Introduzione
di Eugenio Finardi
La bellezza può essere miraggio e ribellione. A volte si presenta con le forme della delicatezza, della dolcezza e del bisogno di essere riconosciuti. L’esistente non è sempre meraviglioso.
Crisi di coscienza e tensioni interiori aprono la strada alla ricerca del sublime o della perdizione definitiva.

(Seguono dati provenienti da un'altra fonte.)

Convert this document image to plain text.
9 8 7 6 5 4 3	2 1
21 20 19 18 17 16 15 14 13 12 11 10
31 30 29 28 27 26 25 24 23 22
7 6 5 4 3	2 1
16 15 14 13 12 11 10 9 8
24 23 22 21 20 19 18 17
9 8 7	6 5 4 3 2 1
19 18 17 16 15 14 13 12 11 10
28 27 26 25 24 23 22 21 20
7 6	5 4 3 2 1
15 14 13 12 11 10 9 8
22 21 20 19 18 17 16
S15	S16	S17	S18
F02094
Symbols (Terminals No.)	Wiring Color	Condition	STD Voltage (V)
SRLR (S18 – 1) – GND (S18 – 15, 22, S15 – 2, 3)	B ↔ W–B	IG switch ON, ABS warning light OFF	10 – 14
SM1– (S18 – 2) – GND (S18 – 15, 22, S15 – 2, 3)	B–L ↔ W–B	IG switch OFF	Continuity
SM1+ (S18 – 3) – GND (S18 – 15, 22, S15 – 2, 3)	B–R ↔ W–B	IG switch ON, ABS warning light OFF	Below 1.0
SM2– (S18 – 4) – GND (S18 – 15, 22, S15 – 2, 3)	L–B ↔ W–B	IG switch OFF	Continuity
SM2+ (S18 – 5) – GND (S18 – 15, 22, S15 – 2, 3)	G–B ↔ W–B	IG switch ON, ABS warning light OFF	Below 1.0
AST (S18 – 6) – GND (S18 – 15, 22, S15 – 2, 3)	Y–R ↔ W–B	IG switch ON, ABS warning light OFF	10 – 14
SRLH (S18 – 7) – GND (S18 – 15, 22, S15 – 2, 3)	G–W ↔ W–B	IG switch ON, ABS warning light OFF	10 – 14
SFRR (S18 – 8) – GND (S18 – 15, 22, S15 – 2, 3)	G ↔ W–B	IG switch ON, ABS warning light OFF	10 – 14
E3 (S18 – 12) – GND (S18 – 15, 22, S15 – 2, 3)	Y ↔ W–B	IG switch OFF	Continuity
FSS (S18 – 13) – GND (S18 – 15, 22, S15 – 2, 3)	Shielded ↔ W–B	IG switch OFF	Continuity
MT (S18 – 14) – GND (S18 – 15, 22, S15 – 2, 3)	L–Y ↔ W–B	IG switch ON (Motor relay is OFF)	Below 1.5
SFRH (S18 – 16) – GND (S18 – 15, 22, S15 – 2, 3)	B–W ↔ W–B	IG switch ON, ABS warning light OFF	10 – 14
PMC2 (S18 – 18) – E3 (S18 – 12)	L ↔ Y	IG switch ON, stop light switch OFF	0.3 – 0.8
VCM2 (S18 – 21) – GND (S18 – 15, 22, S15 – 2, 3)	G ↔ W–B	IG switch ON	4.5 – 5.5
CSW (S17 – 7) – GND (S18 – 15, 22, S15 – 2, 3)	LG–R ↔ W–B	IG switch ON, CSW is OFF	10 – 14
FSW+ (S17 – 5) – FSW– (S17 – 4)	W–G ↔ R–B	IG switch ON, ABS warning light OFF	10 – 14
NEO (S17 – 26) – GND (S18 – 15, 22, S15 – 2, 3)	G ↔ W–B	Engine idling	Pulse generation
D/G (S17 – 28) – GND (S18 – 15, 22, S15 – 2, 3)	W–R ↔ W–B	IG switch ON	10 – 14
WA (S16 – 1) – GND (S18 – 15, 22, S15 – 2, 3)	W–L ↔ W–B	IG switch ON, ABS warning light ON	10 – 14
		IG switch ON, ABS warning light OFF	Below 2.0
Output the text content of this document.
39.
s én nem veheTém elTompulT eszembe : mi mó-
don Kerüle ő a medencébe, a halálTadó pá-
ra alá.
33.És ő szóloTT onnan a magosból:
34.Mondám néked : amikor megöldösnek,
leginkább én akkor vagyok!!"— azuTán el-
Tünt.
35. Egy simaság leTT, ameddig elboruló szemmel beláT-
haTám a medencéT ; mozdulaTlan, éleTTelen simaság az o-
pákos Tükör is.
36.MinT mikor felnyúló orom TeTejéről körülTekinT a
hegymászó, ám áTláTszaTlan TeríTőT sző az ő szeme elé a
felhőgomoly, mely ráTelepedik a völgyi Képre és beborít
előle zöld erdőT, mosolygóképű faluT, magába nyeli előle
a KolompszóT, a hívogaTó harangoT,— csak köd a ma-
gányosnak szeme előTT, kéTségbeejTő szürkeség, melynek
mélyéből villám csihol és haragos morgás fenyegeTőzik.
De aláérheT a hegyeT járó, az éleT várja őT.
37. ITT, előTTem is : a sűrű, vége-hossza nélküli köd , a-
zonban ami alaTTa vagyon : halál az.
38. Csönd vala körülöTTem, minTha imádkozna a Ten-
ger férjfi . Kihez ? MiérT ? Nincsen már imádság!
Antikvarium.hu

Il bello rimanda all’immagine dell’allegria e della leggerezza, è l’assunto di Immanuel Kant nel suo piccolo trattato sul Bello e sul Sublime; ma il Sublime è spaventoso e tetro. Il terrificante è altezza ed elevazione, dove l’anima si consola e si placa nello smarrimento, nella verità di un assoluto che non ammette più il ritorno ad un infimo stato di quiete, ad una condizione di tranquillità che non è accettabile.
La poesia non media: non mediano i poeti. Assoluta e eccessiva è l’esperienza di chi intraprende il cammino della bellezza; specie quando tutt’intorno e mediocrità, tremore e paura di essere pienamente. Eroico è chi abbraccia la morte come giusta causa di salvezza, di libertà e di scandalo. Scandalo ed eroismo sono stati i motivi ricorrenti dei componimenti dei lirici greci, da Saffo ad Archiloco, a Teognide che hanno saputo rappresentare meglio di tutti le virtù dell’uomo e i suoi vizi senza indulgere verso idealizzazioni o rappresentazioni indecenti. Ma eroica è anche la rinuncia quando non è viltà. Eroico è il perdono: “Il faut, voyez-vous, nous pardonner le choses”, è un verso di Verlaine che mi ha sempre impressionato per la forza emotiva che trasmette: “Bisogna, vedete, perdonarci le cose” potrebbe essere un’ipotesi di traduzione: dove per cose si intendono “gli errori”.
Bisogna perdonarsi le cose ma anche denunciarle, anche ricordarle per la loro gravità, per il male che hanno recato gratuitamente ad un’umanità inerme e spaventata da tanta folle aggressione.
- “NON DIMENTICATE!”/ Non chiedetevi dov’è Dio e perché permetta questo, / Chiedetevi piuttosto: dov’è finito l’uomo? – è quanto scrive uno dei poeti di questa raccolta antologica, ricordando il dramma della deportazione nazista nei campi di concentramento. Si possono riconoscere echi di sofferenza già celebrati da Ungaretti e, in maniera più tragica, da Primo Levi. Echi, solamente, soffi di umanità; poiché sono certo che le parole di questo poeta sono vere, dettate probabilmente dal dolore che tiene chiuso da tanto tempo in seno, per un suo intimo segreto: dove rabbia e vergogna si accendono e si confondono inspiegabilmente. Ma adesso che il suo grido ha trovato una via di uscita, ritengo che possa riscattare tanti altri che nascondono in seno quel suo stesso dolore.
La poesia non ha bisogno di definizioni o di classificazioni. “El sueno della razon produce monstruos”, scriveva Goya nel suo famoso dipinto. E’ un monito, un invito a non dimenticarsi di essere vivi. Ma vivi si è per gli altri: vivere solo per se stessi è come essere morti per il resto dell’umanità. La parola assume valore profondo e alto quando è emessa perché raggiunga un altro animo, vicino o lontano dal mio, perché tra me e un altro ci sia un legame profondo, sincero. Dedicare un’antologia ad una nuova generazione di poeti è una necessità per chi non può rinunciare alla bellezza di un legame con chi si fa portatore di rinnovate e valenti visioni. La parola scelta vale più di ogni proclama pubblicitario lanciato solo per impressionare gli animi più corruttibili. La poesia si fa artefice di verità se c’è chi di questa verità ha perennemente bisogno.